As you can see, a low temperature results in extremely repetitive and predictable text, but where local structure is highly realistic: in 
particular, all words (a word being a local pattern of characters) are real English words. With higher temperatures, the generated text 
becomes more interesting, surprising, even creative; it may sometimes invent completely new words that sound somewhat plausible (such as 
"eterned" or "troveration"). With a high temperature, the local structure starts breaking down and most words look like semi-random strings 
of characters. Without a doubt, here 0.5 is the most interesting temperature for text generation in this specific setup. Always experiment 
with multiple sampling strategies! A clever balance between learned structure and randomness is what makes generation interesting.
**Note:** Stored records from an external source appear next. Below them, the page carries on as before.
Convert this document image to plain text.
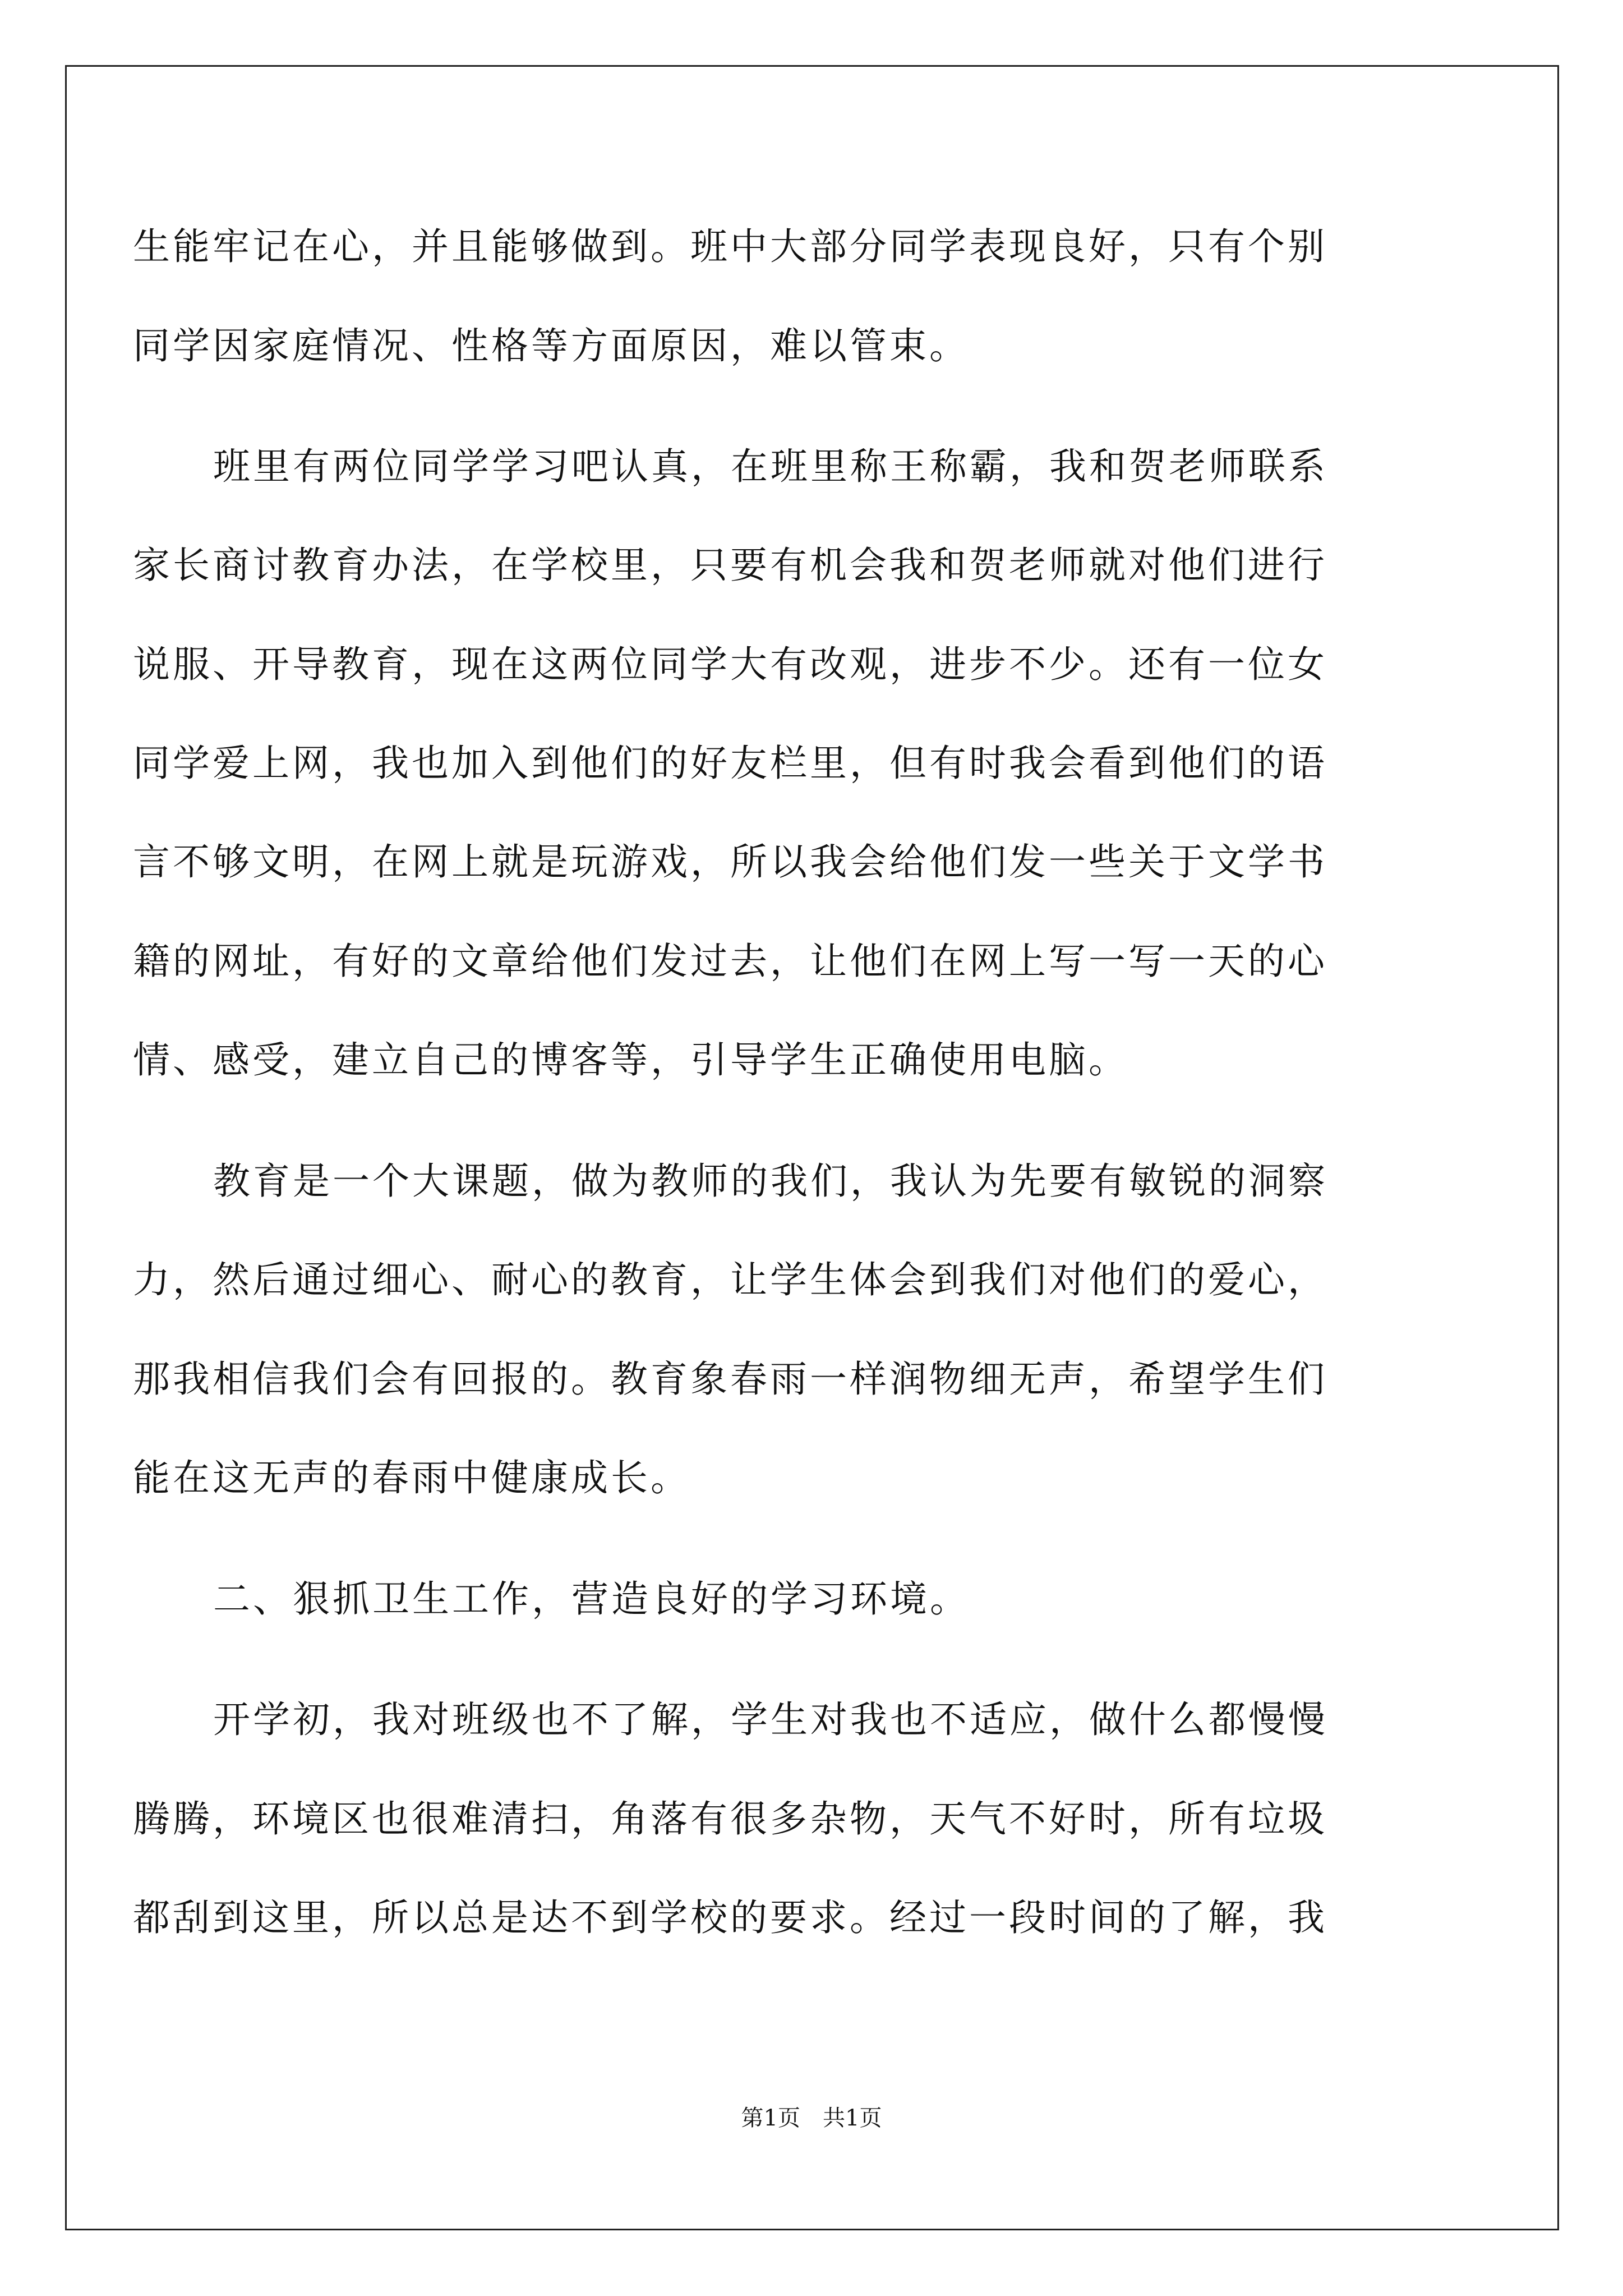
生能牢记在心，并且能够做到。班中大部分同学表现良好，只有个别
同学因家庭情况、性格等方面原因，难以管束。
班里有两位同学学习吧认真，在班里称王称霸，我和贺老师联系
家长商讨教育办法，在学校里，只要有机会我和贺老师就对他们进行
说服、开导教育，现在这两位同学大有改观，进步不少。还有一位女
同学爱上网，我也加入到他们的好友栏里，但有时我会看到他们的语
言不够文明，在网上就是玩游戏，所以我会给他们发一些关于文学书
籍的网址，有好的文章给他们发过去，让他们在网上写一写一天的心
情、感受，建立自己的博客等，引导学生正确使用电脑。
教育是一个大课题，做为教师的我们，我认为先要有敏锐的洞察
力，然后通过细心、耐心的教育，让学生体会到我们对他们的爱心，
那我相信我们会有回报的。教育象春雨一样润物细无声，希望学生们
能在这无声的春雨中健康成长。
二、狠抓卫生工作，营造良好的学习环境。
开学初，我对班级也不了解，学生对我也不适应，做什么都慢慢
腾腾，环境区也很难清扫，角落有很多杂物，天气不好时，所有垃圾
都刮到这里，所以总是达不到学校的要求。经过一段时间的了解，我
第1页　共1页
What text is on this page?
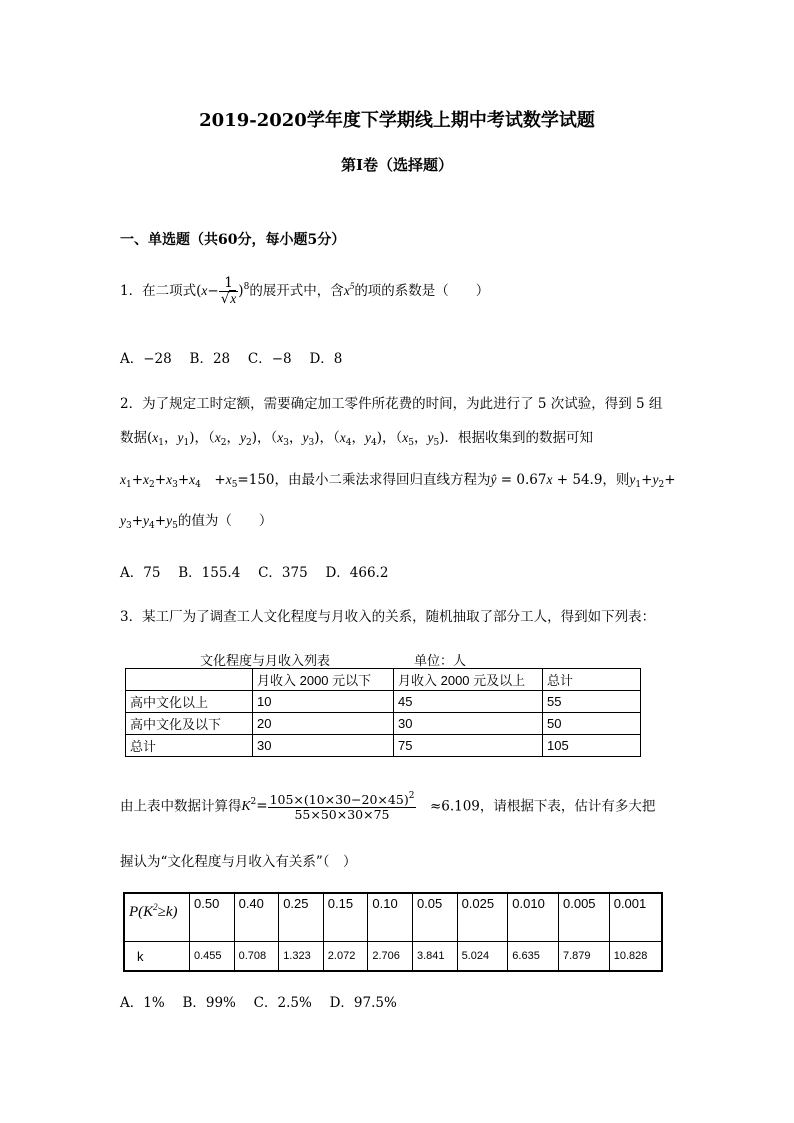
2019-2020学年度下学期线上期中考试数学试题
第I卷（选择题）
一、单选题（共60分，每小题5分）
1．在二项式$(x- \frac{1}{√x} )^8$的展开式中，含$x^5$的项的系数是（　　）
A．−28　 B．28　 C．−8　 D．8
2．为了规定工时定额，需要确定加工零件所花费的时间，为此进行了 5 次试验，得到 5 组
数据($x_1$，$y_1$)，（$x_2$，$y_2$)，（$x_3$，$y_3$)，（$x_4$，$y_4$)，（$x_5$，$y_5$)．根据收集到的数据可知
$x_1+x_2+x_3+x_4$　$+x_5=150$，由最小二乘法求得回归直线方程为ŷ = 0.67x + 54.9，则$y_1+y_2+$
$y_3+y_4+y_5$的值为（　　）
A．75　 B．155.4　 C．375　 D．466.2
3．某工厂为了调查工人文化程度与月收入的关系，随机抽取了部分工人，得到如下列表：
文化程度与月收入列表	单位：人
	月收入 2000 元以下	月收入 2000 元及以上	总计
高中文化以上	10	45	55
高中文化及以下	20	30	50
总计	30	75	105
由上表中数据计算得$K^2= \frac{105\times(10\times 30-20\times 45)^2}{55\times 50\times 30\times 75}$
　 ≈6.109，请根据下表，估计有多大把
握认为“文化程度与月收入有关系”（　）
$P(K^2\ge k)$	0.50	0.40	0.25	0.15	0.10	0.05	0.025	0.010	0.005	0.001
k	0.455	0.708	1.323	2.072	2.706	3.841	5.024	6.635	7.879	10.828
A．1%　 B．99%　 C．2.5%　 D．97.5%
Note that by training a bigger model, longer, on more data, you can achieve generated samples that will look much more coherent and 
realistic than ours. But of course, don't expect to ever generate any meaningful text, other than by random chance: all we are doing is 
sampling data from a statistical model of which characters come after which characters. Language is a communication channel, and there is 
a distinction between what communications are about, and the statistical structure of the messages in which communications are encoded. To 
evidence this distinction, here is a thought experiment: what if human language did a better job at compressing communications, much like 
our computers do with most of our digital communications? Then language would be no less meaningful, yet it would lack any intrinsic 
statistical structure, thus making it impossible to learn a language model like we just did.


## Take aways

* We can generate discrete sequence data by training a model to predict the next tokens(s) given previous tokens.
* In the case of text, such a model is called a "language model" and could be based on either words or characters.
* Sampling the next token requires balance between adhering to what the model judges likely, and introducing randomness.
* One way to handle this is the notion of _softmax temperature_. Always experiment with different temperatures to find the "right" one.